Addendum (1990): Such mistakes, incredibly, can happen in adult life too. Very recently, at a psychiatric hospital where I work, I saw a man who had become deaf at the age of thirty-eight, from an attack of meningitis. Suddenly he had found himself unable to hear, unable to understand what others were saying to him. He saw several physicians, none of whom, apparently, really took the time to listen to him or appreciate his situation. He was diagnosed as schizophrenic by one of them, as retarded by another. When I spent a little time with him, and wrote my questions out for him, it became obvious that he was neither—and that he did not need to be institutionalized but rather to be in school.

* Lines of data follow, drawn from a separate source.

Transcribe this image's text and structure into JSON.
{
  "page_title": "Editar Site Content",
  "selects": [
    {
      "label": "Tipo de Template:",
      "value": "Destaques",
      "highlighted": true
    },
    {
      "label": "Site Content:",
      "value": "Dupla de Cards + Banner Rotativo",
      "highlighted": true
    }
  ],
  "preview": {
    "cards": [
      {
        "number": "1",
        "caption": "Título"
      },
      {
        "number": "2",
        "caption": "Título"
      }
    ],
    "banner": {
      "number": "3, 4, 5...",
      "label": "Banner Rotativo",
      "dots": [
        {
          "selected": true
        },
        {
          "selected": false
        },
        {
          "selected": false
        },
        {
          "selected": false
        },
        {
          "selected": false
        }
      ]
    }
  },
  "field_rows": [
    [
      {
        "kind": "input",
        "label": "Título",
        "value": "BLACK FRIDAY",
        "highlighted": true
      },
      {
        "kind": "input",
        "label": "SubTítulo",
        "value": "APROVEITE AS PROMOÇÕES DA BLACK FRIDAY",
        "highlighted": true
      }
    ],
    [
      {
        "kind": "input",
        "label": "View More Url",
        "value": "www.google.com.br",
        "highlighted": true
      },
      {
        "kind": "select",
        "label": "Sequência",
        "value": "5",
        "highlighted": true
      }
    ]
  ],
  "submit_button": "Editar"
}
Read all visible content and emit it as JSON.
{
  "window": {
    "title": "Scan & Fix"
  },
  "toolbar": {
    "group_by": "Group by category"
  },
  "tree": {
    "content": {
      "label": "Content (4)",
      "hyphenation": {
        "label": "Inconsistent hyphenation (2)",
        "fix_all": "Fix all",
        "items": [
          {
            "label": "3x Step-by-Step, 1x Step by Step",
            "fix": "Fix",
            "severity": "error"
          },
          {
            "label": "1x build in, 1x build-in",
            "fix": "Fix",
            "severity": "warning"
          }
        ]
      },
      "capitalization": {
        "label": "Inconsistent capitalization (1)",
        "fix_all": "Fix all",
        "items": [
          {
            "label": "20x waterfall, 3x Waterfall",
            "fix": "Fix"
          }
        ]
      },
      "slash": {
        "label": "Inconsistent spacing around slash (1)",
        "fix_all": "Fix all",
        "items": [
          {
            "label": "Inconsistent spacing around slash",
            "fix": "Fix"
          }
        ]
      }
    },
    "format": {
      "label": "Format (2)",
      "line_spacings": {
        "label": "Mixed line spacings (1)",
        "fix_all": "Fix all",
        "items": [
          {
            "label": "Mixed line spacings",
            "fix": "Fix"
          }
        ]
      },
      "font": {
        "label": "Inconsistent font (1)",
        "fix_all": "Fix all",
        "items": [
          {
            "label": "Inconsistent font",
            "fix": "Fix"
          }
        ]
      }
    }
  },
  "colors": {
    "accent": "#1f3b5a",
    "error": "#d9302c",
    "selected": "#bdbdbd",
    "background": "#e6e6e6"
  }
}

14. When I came to write of a set of twins who were calculating prodigies (“The Twins” in Sacks, 1985), and their extraordinary facility for numbers, their “numeracy,” I had to wonder whether there might not be in their brains “a deep arithmetic of the kind described by Gauss … as innate as Chomsky’s deep syntax and generative grammar.” When I heard of Ildefonso’s sudden understanding of numbers, his sudden “seeing” of arithmetical rules, I could not help thinking of the twins, and wondering whether he too was not possessed of an innate, organic arithmetic, suddenly kindled, or released, by a numerical stimulus.